Che poi l'orazione sia l'unico mezzo ordinario per ricevere i doni divini, lo conferma più distintamente il medesimo santo dottore in un altro luogo dicendo che il Signore ab aeterno ha determinato tutte le grazie che da donare a noi e vuole donarcele soltanto per mezzo dell'orazione (2, 2.ae, q. 83, 2). E lo stesso scrisse S. Gregorio: «Gli uomini pregando meritano di ricevere ciò che Dio avanti i secoli dispone loro di dare» (Lib. i. Dial. cap. 8).

Dice S. Tommaso, è necessario pregare non tanto perché Iddio capisca i nostri bisogni, ma affinché noi capiamo la necessità che abbiamo di ricorrere a Dio, per ricevere gli aiuti opportuni per salvarci, e con ciò riconoscerlo per unico autore di tutti i nostri beni (Ibid. ad 1 et 2). Come il Signore ha stabilito che noi fossimo provvisti di pane col seminare il grano, e del vino col piantare le viti; così ha voluto che riceviamo le grazie necessarie alla salvezza per mezzo della preghiera, dicendo: "Chiedete ed otterrete, cercate, e troverete" (Mt. 7,7).

Noi insomma, altro non siamo che poveri mendicanti, i quali tanto abbiamo, quanto ci dona Dio per elemosina. Io per me sono mendico e senza aiuto (Ps. 39,18). Il Signore, dice S. Agostino, desidera il bene e vuole dispensare le sue grazie, ma non vuole dispensarle se non a chi le domanda (In Ps. 102). Egli dice: «Chiedete ed otterrete». Cercate, e vi sarà dato; dunque dice santa Teresa, chi non cerca, non riceve.

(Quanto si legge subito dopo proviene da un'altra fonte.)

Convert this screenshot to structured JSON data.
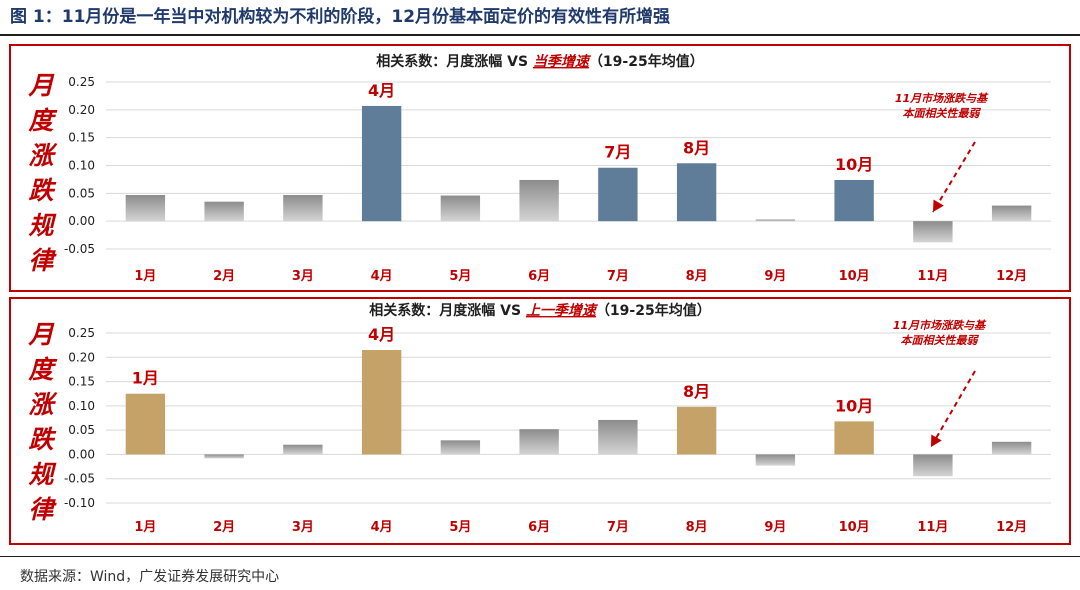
{
  "figure": {
    "title": "图 1：11月份是一年当中对机构较为不利的阶段，12月份基本面定价的有效性有所增强",
    "source": "数据来源：Wind，广发证券发展研究中心"
  },
  "colors": {
    "frame": "#c00000",
    "highlight_blue": "#5f7d99",
    "highlight_gold": "#c4a268",
    "neutral_gray": "#a6a6a6",
    "annotation_red": "#c00000"
  },
  "chart_data": [
    {
      "type": "bar",
      "title_prefix": "相关系数：月度涨幅 VS ",
      "title_emph": "当季增速",
      "title_suffix": "（19-25年均值）",
      "side_label": [
        "月",
        "度",
        "涨",
        "跌",
        "规",
        "律"
      ],
      "categories": [
        "1月",
        "2月",
        "3月",
        "4月",
        "5月",
        "6月",
        "7月",
        "8月",
        "9月",
        "10月",
        "11月",
        "12月"
      ],
      "values": [
        0.047,
        0.035,
        0.047,
        0.207,
        0.046,
        0.074,
        0.096,
        0.104,
        0.003,
        0.074,
        -0.038,
        0.028
      ],
      "highlight": [
        false,
        false,
        false,
        true,
        false,
        false,
        true,
        true,
        false,
        true,
        false,
        false
      ],
      "data_labels": [
        "",
        "",
        "",
        "4月",
        "",
        "",
        "7月",
        "8月",
        "",
        "10月",
        "",
        ""
      ],
      "y_ticks": [
        "0.25",
        "0.20",
        "0.15",
        "0.10",
        "0.05",
        "0.00",
        "-0.05"
      ],
      "ylim": [
        -0.05,
        0.25
      ],
      "annotation": {
        "lines": [
          "11月市场涨跌与基",
          "本面相关性最弱"
        ],
        "target": "11月"
      }
    },
    {
      "type": "bar",
      "title_prefix": "相关系数：月度涨幅 VS ",
      "title_emph": "上一季增速",
      "title_suffix": "（19-25年均值）",
      "side_label": [
        "月",
        "度",
        "涨",
        "跌",
        "规",
        "律"
      ],
      "categories": [
        "1月",
        "2月",
        "3月",
        "4月",
        "5月",
        "6月",
        "7月",
        "8月",
        "9月",
        "10月",
        "11月",
        "12月"
      ],
      "values": [
        0.125,
        -0.008,
        0.02,
        0.215,
        0.029,
        0.052,
        0.071,
        0.098,
        -0.023,
        0.068,
        -0.045,
        0.026
      ],
      "highlight": [
        true,
        false,
        false,
        true,
        false,
        false,
        false,
        true,
        false,
        true,
        false,
        false
      ],
      "data_labels": [
        "1月",
        "",
        "",
        "4月",
        "",
        "",
        "",
        "8月",
        "",
        "10月",
        "",
        ""
      ],
      "y_ticks": [
        "0.25",
        "0.20",
        "0.15",
        "0.10",
        "0.05",
        "0.00",
        "-0.05",
        "-0.10"
      ],
      "ylim": [
        -0.1,
        0.25
      ],
      "annotation": {
        "lines": [
          "11月市场涨跌与基",
          "本面相关性最弱"
        ],
        "target": "11月"
      }
    }
  ]
}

Come la linfa è necessaria alle piante per vivere e non seccare, così dice il Crisostomo, è necessaria a noi l'orazione per salvarci. In altro luogo, dice il medesimo santo, che: «come il corpo non può vivere senza l'anima, così l'anima senza l'orazione è morta, e manda cattivo odore» (De or. D. l. i.). Dice, manda cattivo odore, perché chi tralascia di raccomandarsi a Dio, subito comincia a puzzare di peccati.

L'orazione si chiama anche cibo dell'anima perché «senza cibo non può sostentarsi il corpo, e senza l'orazione, dice S. Agostino, non può conservarsi in vita l'anima» (De sal. doc. c. 28). Tutte queste similitudini che espongono questi santi Padri, denotano l'assoluta necessità del pregare per conseguire la salvezza.